Bujumbura, 16 juin 2026 – Face à la résurgence préoccupante de l’épidémie d’Ebola en République démocratique du Congo et en Ouganda, l’Union africaine a franchi une étape majeure dans la mobilisation continentale contre cette menace sanitaire. Réunis en sommet virtuel de haut niveau sous la présidence de Son Excellence Évariste Ndayishimiye, Président de la République du Burundi et Président en exercice de l’Union africaine, les dirigeants africains et leurs partenaires internationaux ont annoncé des engagements financiers atteignant 910 millions de dollars pour soutenir la riposte.
La rencontre, organisée depuis le Palais Ntare Rushatsi à Bujumbura, a rassemblé plusieurs Chefs d’État et de Gouvernement africains, ainsi que des représentants d’organisations internationales. Y ont notamment pris part le Président de la Commission de l’Union africaine, Mahamoud Ali Youssouf, et le Directeur général des Centres africains de contrôle et de prévention des maladies (Africa CDC), le Dr Jean Kaseya.
Une mobilisation historique face à une menace sanitaire urgente
L’épidémie actuelle est provoquée par la souche rare Bundibugyo du virus Ebola, une variante particulièrement préoccupante en raison de l’absence de vaccin ou de traitement spécifiquement homologué. Face à cette situation, le Président Évariste Ndayishimiye a lancé un appel fort à l’action collective, exhortant les États membres et les partenaires internationaux à transformer rapidement leurs engagements en actions concrètes.
« Chaque jour d’inaction est un jour de trop », a-t-il déclaré, soulignant l’urgence d’une réponse coordonnée et efficace afin d’éviter une aggravation de la crise.
Cet appel a trouvé un écho favorable auprès des participants. Les promesses de financement annoncées lors de la réunion atteignent désormais 910 millions de dollars, dont 80 millions apportés directement par les États africains. Une mobilisation remarquable qui dépasse largement les ressources jusque-là disponibles, estimées à seulement 100 millions de dollars, alors que les besoins immédiats de la riposte étaient évalués à 518 millions de dollars pour les six prochains mois.
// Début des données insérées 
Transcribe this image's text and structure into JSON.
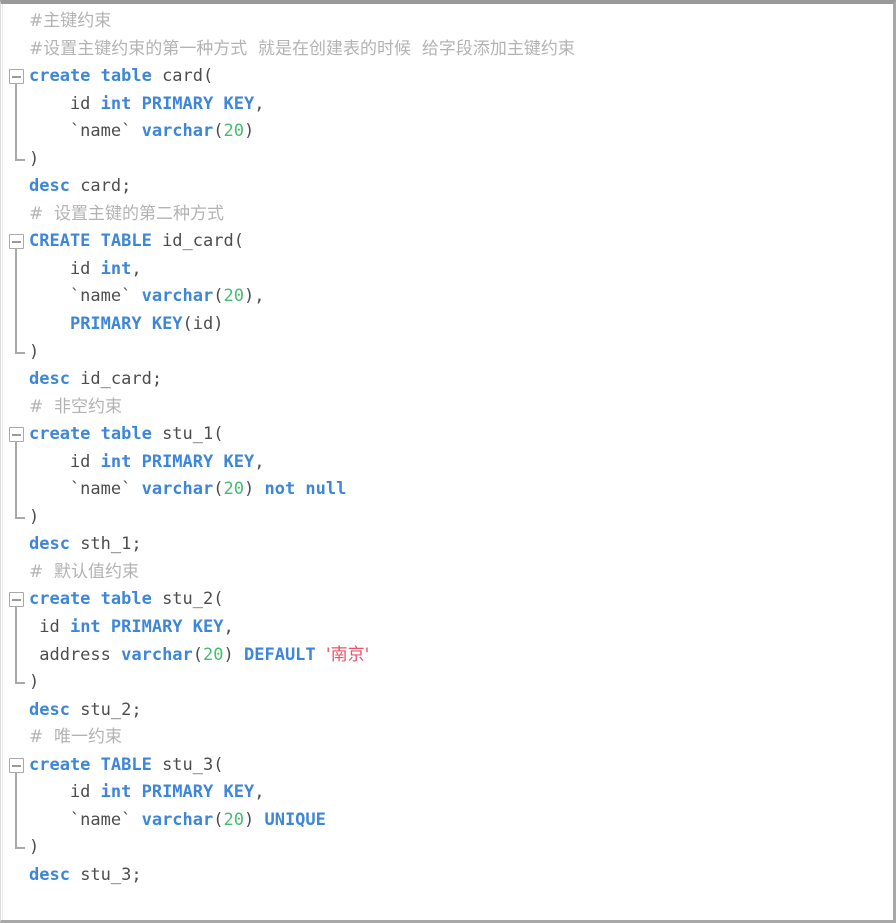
{
  "editor": {
    "language": "sql",
    "colors": {
      "background": "#ffffff",
      "keyword": "#3d86d8",
      "number": "#45bd70",
      "string": "#e8536b",
      "comment": "#b3b3b3",
      "plain": "#4d4d4d",
      "fold_marker": "#a9a9a9"
    },
    "fold_icon": "fold-collapse-minus-icon",
    "lines": [
      {
        "n": 1,
        "fold": "none",
        "tokens": [
          {
            "t": "comment",
            "v": "#主键约束",
            "cjk": true
          }
        ]
      },
      {
        "n": 2,
        "fold": "none",
        "tokens": [
          {
            "t": "comment",
            "v": "#设置主键约束的第一种方式  就是在创建表的时候  给字段添加主键约束",
            "cjk": true
          }
        ]
      },
      {
        "n": 3,
        "fold": "start",
        "tokens": [
          {
            "t": "kw",
            "v": "create table"
          },
          {
            "t": "plain",
            "v": " card("
          }
        ]
      },
      {
        "n": 4,
        "fold": "mid",
        "tokens": [
          {
            "t": "plain",
            "v": "    id "
          },
          {
            "t": "kw",
            "v": "int PRIMARY KEY"
          },
          {
            "t": "plain",
            "v": ","
          }
        ]
      },
      {
        "n": 5,
        "fold": "mid",
        "tokens": [
          {
            "t": "plain",
            "v": "    `name` "
          },
          {
            "t": "kw",
            "v": "varchar"
          },
          {
            "t": "plain",
            "v": "("
          },
          {
            "t": "num",
            "v": "20"
          },
          {
            "t": "plain",
            "v": ")"
          }
        ]
      },
      {
        "n": 6,
        "fold": "end",
        "tokens": [
          {
            "t": "plain",
            "v": ")"
          }
        ]
      },
      {
        "n": 7,
        "fold": "none",
        "tokens": [
          {
            "t": "kw",
            "v": "desc"
          },
          {
            "t": "plain",
            "v": " card;"
          }
        ]
      },
      {
        "n": 8,
        "fold": "none",
        "tokens": [
          {
            "t": "comment",
            "v": "#  设置主键的第二种方式",
            "cjk": true
          }
        ]
      },
      {
        "n": 9,
        "fold": "start",
        "tokens": [
          {
            "t": "kw",
            "v": "CREATE TABLE"
          },
          {
            "t": "plain",
            "v": " id_card("
          }
        ]
      },
      {
        "n": 10,
        "fold": "mid",
        "tokens": [
          {
            "t": "plain",
            "v": "    id "
          },
          {
            "t": "kw",
            "v": "int"
          },
          {
            "t": "plain",
            "v": ","
          }
        ]
      },
      {
        "n": 11,
        "fold": "mid",
        "tokens": [
          {
            "t": "plain",
            "v": "    `name` "
          },
          {
            "t": "kw",
            "v": "varchar"
          },
          {
            "t": "plain",
            "v": "("
          },
          {
            "t": "num",
            "v": "20"
          },
          {
            "t": "plain",
            "v": "),"
          }
        ]
      },
      {
        "n": 12,
        "fold": "mid",
        "tokens": [
          {
            "t": "plain",
            "v": "    "
          },
          {
            "t": "kw",
            "v": "PRIMARY KEY"
          },
          {
            "t": "plain",
            "v": "(id)"
          }
        ]
      },
      {
        "n": 13,
        "fold": "end",
        "tokens": [
          {
            "t": "plain",
            "v": ")"
          }
        ]
      },
      {
        "n": 14,
        "fold": "none",
        "tokens": [
          {
            "t": "kw",
            "v": "desc"
          },
          {
            "t": "plain",
            "v": " id_card;"
          }
        ]
      },
      {
        "n": 15,
        "fold": "none",
        "tokens": [
          {
            "t": "comment",
            "v": "#  非空约束",
            "cjk": true
          }
        ]
      },
      {
        "n": 16,
        "fold": "start",
        "tokens": [
          {
            "t": "kw",
            "v": "create table"
          },
          {
            "t": "plain",
            "v": " stu_1("
          }
        ]
      },
      {
        "n": 17,
        "fold": "mid",
        "tokens": [
          {
            "t": "plain",
            "v": "    id "
          },
          {
            "t": "kw",
            "v": "int PRIMARY KEY"
          },
          {
            "t": "plain",
            "v": ","
          }
        ]
      },
      {
        "n": 18,
        "fold": "mid",
        "tokens": [
          {
            "t": "plain",
            "v": "    `name` "
          },
          {
            "t": "kw",
            "v": "varchar"
          },
          {
            "t": "plain",
            "v": "("
          },
          {
            "t": "num",
            "v": "20"
          },
          {
            "t": "plain",
            "v": ") "
          },
          {
            "t": "kw",
            "v": "not null"
          }
        ]
      },
      {
        "n": 19,
        "fold": "end",
        "tokens": [
          {
            "t": "plain",
            "v": ")"
          }
        ]
      },
      {
        "n": 20,
        "fold": "none",
        "tokens": [
          {
            "t": "kw",
            "v": "desc"
          },
          {
            "t": "plain",
            "v": " sth_1;"
          }
        ]
      },
      {
        "n": 21,
        "fold": "none",
        "tokens": [
          {
            "t": "comment",
            "v": "#  默认值约束",
            "cjk": true
          }
        ]
      },
      {
        "n": 22,
        "fold": "start",
        "tokens": [
          {
            "t": "kw",
            "v": "create table"
          },
          {
            "t": "plain",
            "v": " stu_2("
          }
        ]
      },
      {
        "n": 23,
        "fold": "mid",
        "tokens": [
          {
            "t": "plain",
            "v": " id "
          },
          {
            "t": "kw",
            "v": "int PRIMARY KEY"
          },
          {
            "t": "plain",
            "v": ","
          }
        ]
      },
      {
        "n": 24,
        "fold": "mid",
        "tokens": [
          {
            "t": "plain",
            "v": " address "
          },
          {
            "t": "kw",
            "v": "varchar"
          },
          {
            "t": "plain",
            "v": "("
          },
          {
            "t": "num",
            "v": "20"
          },
          {
            "t": "plain",
            "v": ") "
          },
          {
            "t": "kw",
            "v": "DEFAULT"
          },
          {
            "t": "plain",
            "v": " "
          },
          {
            "t": "str",
            "v": "'南京'",
            "cjk": true
          }
        ]
      },
      {
        "n": 25,
        "fold": "end",
        "tokens": [
          {
            "t": "plain",
            "v": ")"
          }
        ]
      },
      {
        "n": 26,
        "fold": "none",
        "tokens": [
          {
            "t": "kw",
            "v": "desc"
          },
          {
            "t": "plain",
            "v": " stu_2;"
          }
        ]
      },
      {
        "n": 27,
        "fold": "none",
        "tokens": [
          {
            "t": "comment",
            "v": "#  唯一约束",
            "cjk": true
          }
        ]
      },
      {
        "n": 28,
        "fold": "start",
        "tokens": [
          {
            "t": "kw",
            "v": "create TABLE"
          },
          {
            "t": "plain",
            "v": " stu_3("
          }
        ]
      },
      {
        "n": 29,
        "fold": "mid",
        "tokens": [
          {
            "t": "plain",
            "v": "    id "
          },
          {
            "t": "kw",
            "v": "int PRIMARY KEY"
          },
          {
            "t": "plain",
            "v": ","
          }
        ]
      },
      {
        "n": 30,
        "fold": "mid",
        "tokens": [
          {
            "t": "plain",
            "v": "    `name` "
          },
          {
            "t": "kw",
            "v": "varchar"
          },
          {
            "t": "plain",
            "v": "("
          },
          {
            "t": "num",
            "v": "20"
          },
          {
            "t": "plain",
            "v": ") "
          },
          {
            "t": "kw",
            "v": "UNIQUE"
          }
        ]
      },
      {
        "n": 31,
        "fold": "end",
        "tokens": [
          {
            "t": "plain",
            "v": ")"
          }
        ]
      },
      {
        "n": 32,
        "fold": "none",
        "tokens": [
          {
            "t": "kw",
            "v": "desc"
          },
          {
            "t": "plain",
            "v": " stu_3;"
          }
        ]
      }
    ]
  }
}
Le leadership africain au cœur de la réponse
Au-delà des montants mobilisés, cette réunion a illustré la capacité de l’Afrique à prendre en main ses propres défis sanitaires. Sous l’impulsion du Président Ndayishimiye, l’Union africaine a démontré sa volonté d’assumer un rôle moteur dans la gestion des urgences de santé publique qui menacent le continent.
Le Directeur général d’Africa CDC, le Dr Jean Kaseya, avait alerté sur les conséquences d’une réponse tardive. Selon ses estimations, le coût de la gestion de l’épidémie pourrait atteindre 1,5 milliard de dollars en l’espace de quatre semaines et grimper jusqu’à 7,5 milliards de dollars si les mesures nécessaires n’étaient pas rapidement mises en œuvre.
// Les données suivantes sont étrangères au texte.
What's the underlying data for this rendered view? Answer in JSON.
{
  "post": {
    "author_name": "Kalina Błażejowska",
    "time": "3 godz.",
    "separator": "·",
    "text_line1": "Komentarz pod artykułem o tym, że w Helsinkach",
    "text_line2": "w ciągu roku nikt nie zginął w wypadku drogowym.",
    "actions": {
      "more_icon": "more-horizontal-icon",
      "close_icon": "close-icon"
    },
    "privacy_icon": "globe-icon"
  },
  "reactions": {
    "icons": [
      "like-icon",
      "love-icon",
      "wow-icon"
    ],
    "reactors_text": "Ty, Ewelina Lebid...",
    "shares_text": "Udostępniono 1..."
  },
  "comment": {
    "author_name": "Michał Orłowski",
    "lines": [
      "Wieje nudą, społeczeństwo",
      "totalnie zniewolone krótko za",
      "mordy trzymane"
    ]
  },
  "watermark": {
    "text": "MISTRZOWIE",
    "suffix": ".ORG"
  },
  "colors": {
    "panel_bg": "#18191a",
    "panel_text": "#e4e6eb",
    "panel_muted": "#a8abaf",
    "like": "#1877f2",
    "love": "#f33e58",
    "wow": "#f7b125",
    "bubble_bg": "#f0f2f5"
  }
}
Cette mise en garde a renforcé la détermination des dirigeants africains à agir sans délai afin d’éviter une propagation régionale de la maladie.
Une solidarité continentale renforcée
Lors de son intervention, le Président en exercice de l’Union africaine a réaffirmé la solidarité totale du continent envers les populations affectées. Il a insisté sur la nécessité de renforcer la coopération entre les pays touchés et ceux exposés au risque de contamination, notamment à travers une coordination transfrontalière plus efficace.
Cette stratégie repose sur le leadership opérationnel d’Africa CDC, avec le soutien de l’Organisation mondiale de la Santé (OMS) et des Communautés économiques régionales. Dans un contexte marqué par les déplacements de populations et des défis sécuritaires persistants dans certaines zones affectées, cette coordination apparaît essentielle pour freiner la propagation du virus.
Vers une Afrique plus résiliente face aux crises sanitaires
La décision récente d’Africa CDC de classer Ebola comme une « Urgence de Santé Publique d’Intérêt Continental » témoigne de la gravité de la situation, mais également de la volonté des institutions africaines d’anticiper les risques sanitaires majeurs.
En mobilisant des ressources financières sans précédent et en favorisant une réponse collective, le Président Évariste Ndayishimiye inscrit son action dans une vision de long terme visant à renforcer la souveraineté sanitaire du continent. Cette initiative pourrait constituer un tournant décisif dans la lutte contre Ebola, tout en consolidant les mécanismes africains de prévention et de gestion des crises sanitaires futures.
À travers cette mobilisation historique, l’Union africaine confirme ainsi sa détermination à protéger les populations africaines et à bâtir un système de santé continentale plus résilient, plus coordonné et mieux préparé aux défis de demain.